第2話「記憶」
白くてふわふわの羽が舞う空間にわたしだけが立っている。壁や天井の存在を感じない。
眠りにつく直前のような、心地良さ。眠ってしまいそう…。
「キミには、まだチャンスがある」
どこかから急に声が聞こえ、ビクッと閉じかけていたまぶたが驚きでひらく。
同時に、映画館のシアターのような画面が目の前にあらわれた。
画面には笑顔で電車に飛び込む女の姿が映される。
うわ…ちょっ…なにこれ…思わず目を背けると、また声が聞こえてきた。
「これはキミだよ。

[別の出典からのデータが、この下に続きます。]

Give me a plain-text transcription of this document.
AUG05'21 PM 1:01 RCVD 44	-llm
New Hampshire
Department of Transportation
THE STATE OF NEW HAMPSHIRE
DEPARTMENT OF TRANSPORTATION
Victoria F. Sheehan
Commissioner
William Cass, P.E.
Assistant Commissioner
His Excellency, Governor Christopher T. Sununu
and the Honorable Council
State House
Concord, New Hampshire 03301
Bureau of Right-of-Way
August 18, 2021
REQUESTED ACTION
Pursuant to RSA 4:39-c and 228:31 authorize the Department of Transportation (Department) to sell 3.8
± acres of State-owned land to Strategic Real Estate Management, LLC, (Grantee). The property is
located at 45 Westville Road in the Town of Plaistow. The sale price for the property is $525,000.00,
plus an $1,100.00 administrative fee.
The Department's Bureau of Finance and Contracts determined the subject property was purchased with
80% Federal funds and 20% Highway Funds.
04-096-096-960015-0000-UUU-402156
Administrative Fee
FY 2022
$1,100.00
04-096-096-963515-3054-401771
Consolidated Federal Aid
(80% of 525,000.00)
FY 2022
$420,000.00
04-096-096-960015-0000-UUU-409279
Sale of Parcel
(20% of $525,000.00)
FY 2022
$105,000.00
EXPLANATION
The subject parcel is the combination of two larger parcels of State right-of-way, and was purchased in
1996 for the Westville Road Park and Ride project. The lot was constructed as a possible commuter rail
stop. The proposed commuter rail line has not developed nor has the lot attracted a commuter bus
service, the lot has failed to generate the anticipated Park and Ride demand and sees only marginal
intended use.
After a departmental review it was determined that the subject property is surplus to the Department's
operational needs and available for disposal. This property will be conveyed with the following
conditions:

でも覚えてないでしょ?」
飛び込む女の姿が何度も何度も繰り返された。
「キミには記憶がない。だから選べるの」
さっきまで心地よかった空気はいつの間にか一変していた。額からジワリ、と脂汗が出る。
飛び込む女…この女をわたしは知らない。この女が自分?
「重度のストレスから記憶が飛んでるのよ。会社に行ったのは覚えてる?」
あれ、わたし何してたんだっけ。家を出て会社に着いたところまでは覚えている。というか自分が何者かもわからない。なんだろう、この感覚…。